Douala the lioness, around 4, loves to sit on her platform and wave to her caregivers at the fence as they arrive with treats, and Zuko the zebra, who was found chewing his way out of his enclosure, is “curious” and “courageous”, according to caregivers.

A wildebeest, a nilgai and an emu were also brought back from the Quebec zoo, according to the humane society.

The sanctuary, home to 800 animals and more than 40 different species, is also where a Bengal tiger, which was seen roaming the streets of Houston for nearly a week, was moved after it was captured.

The “nightmare” experienced by animals at the roadside zoo is now over, Kitty Block, president and CEO of the Humane Society of the United States, said in a statement. The animals “thrive” and roam multi-acre pastures and open habitat with shelter to protect them from the elements in which they can bask, Almrud said.

“Our main mission is to take in animals that no one else wants, that have been abused, neglected, abandoned, and we provide them with forever homes with as much dignity and respect as possible for the time it takes. their rest,” added Almrud.

The former owner of Saint-Edouard Zoo pleaded guilty to animal welfare violations regarding how and where the animals were kept, including inadequate and unsanitary facilities, and lack of veterinary care, according to the Humane Society.

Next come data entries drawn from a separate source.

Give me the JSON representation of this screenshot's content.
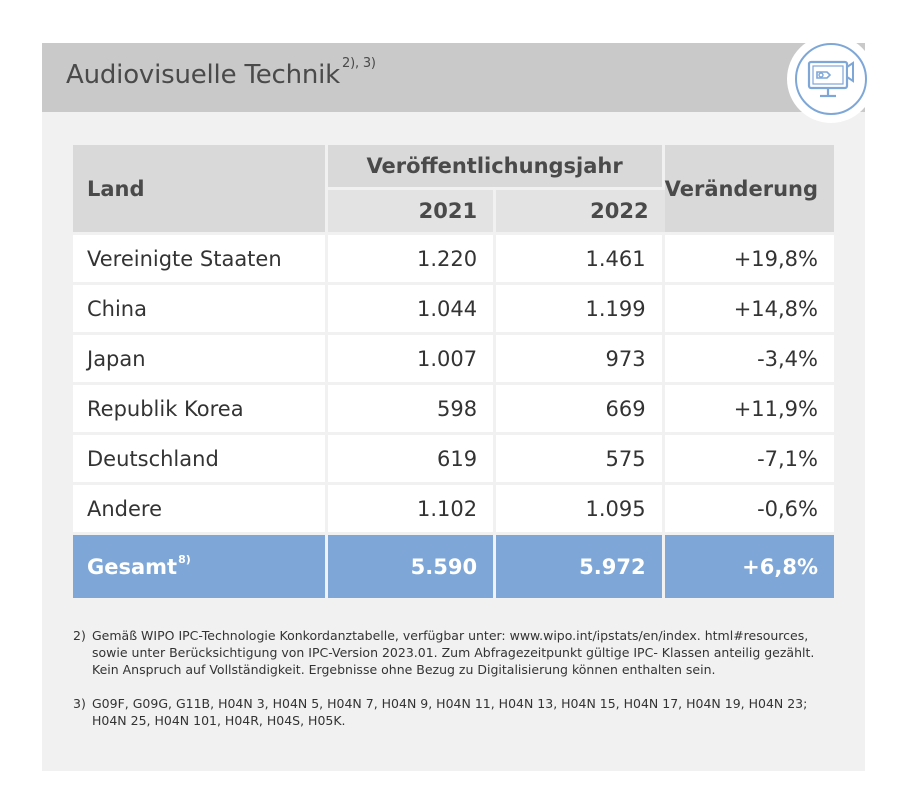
{
  "header": {
    "title": "Audiovisuelle Technik",
    "title_sup": "2), 3)",
    "icon": "audiovisual-monitor-icon"
  },
  "chart_data": {
    "type": "table",
    "columns": {
      "land": "Land",
      "group": "Veröffentlichungsjahr",
      "years": [
        "2021",
        "2022"
      ],
      "change": "Veränderung"
    },
    "rows": [
      {
        "land": "Vereinigte Staaten",
        "y2021": "1.220",
        "y2022": "1.461",
        "change": "+19,8%"
      },
      {
        "land": "China",
        "y2021": "1.044",
        "y2022": "1.199",
        "change": "+14,8%"
      },
      {
        "land": "Japan",
        "y2021": "1.007",
        "y2022": "973",
        "change": "-3,4%"
      },
      {
        "land": "Republik Korea",
        "y2021": "598",
        "y2022": "669",
        "change": "+11,9%"
      },
      {
        "land": "Deutschland",
        "y2021": "619",
        "y2022": "575",
        "change": "-7,1%"
      },
      {
        "land": "Andere",
        "y2021": "1.102",
        "y2022": "1.095",
        "change": "-0,6%"
      }
    ],
    "total": {
      "land": "Gesamt",
      "sup": "8)",
      "y2021": "5.590",
      "y2022": "5.972",
      "change": "+6,8%"
    }
  },
  "footnotes": [
    {
      "num": "2)",
      "text": "Gemäß WIPO IPC-Technologie Konkordanztabelle, verfügbar unter: www.wipo.int/ipstats/en/index. html#resources, sowie unter Berücksichtigung von IPC-Version 2023.01. Zum Abfragezeitpunkt gültige IPC- Klassen anteilig gezählt. Kein Anspruch auf Vollständigkeit. Ergebnisse ohne Bezug zu Digitalisierung können enthalten sein."
    },
    {
      "num": "3)",
      "text": "G09F, G09G, G11B, H04N 3, H04N 5, H04N 7, H04N 9, H04N 11, H04N 13, H04N 15, H04N 17, H04N 19, H04N 23; H04N 25, H04N 101, H04R, H04S, H05K."
    }
  ],
  "colors": {
    "header_band": "#c9c9c9",
    "card_bg": "#f1f1f1",
    "accent_blue": "#7ea7d8",
    "table_header": "#d9d9d9"
  }
}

“Roadside zoos put profit before public safety and animal welfare,” Block said. “No animal should be forced to languish in deplorable conditions. At Black Beauty Ranch, these animals finally have the chance to be themselves and express their natural behaviors.”

The hundreds of animals were transferred to accredited facilities, the organization said.

Almrud, who rescues many animals from the exotic pet trade, warned people against buying or selling wild animals.

“These animals take a lot of work, a lot of care and a lot of money to keep them happy and healthy,” she said.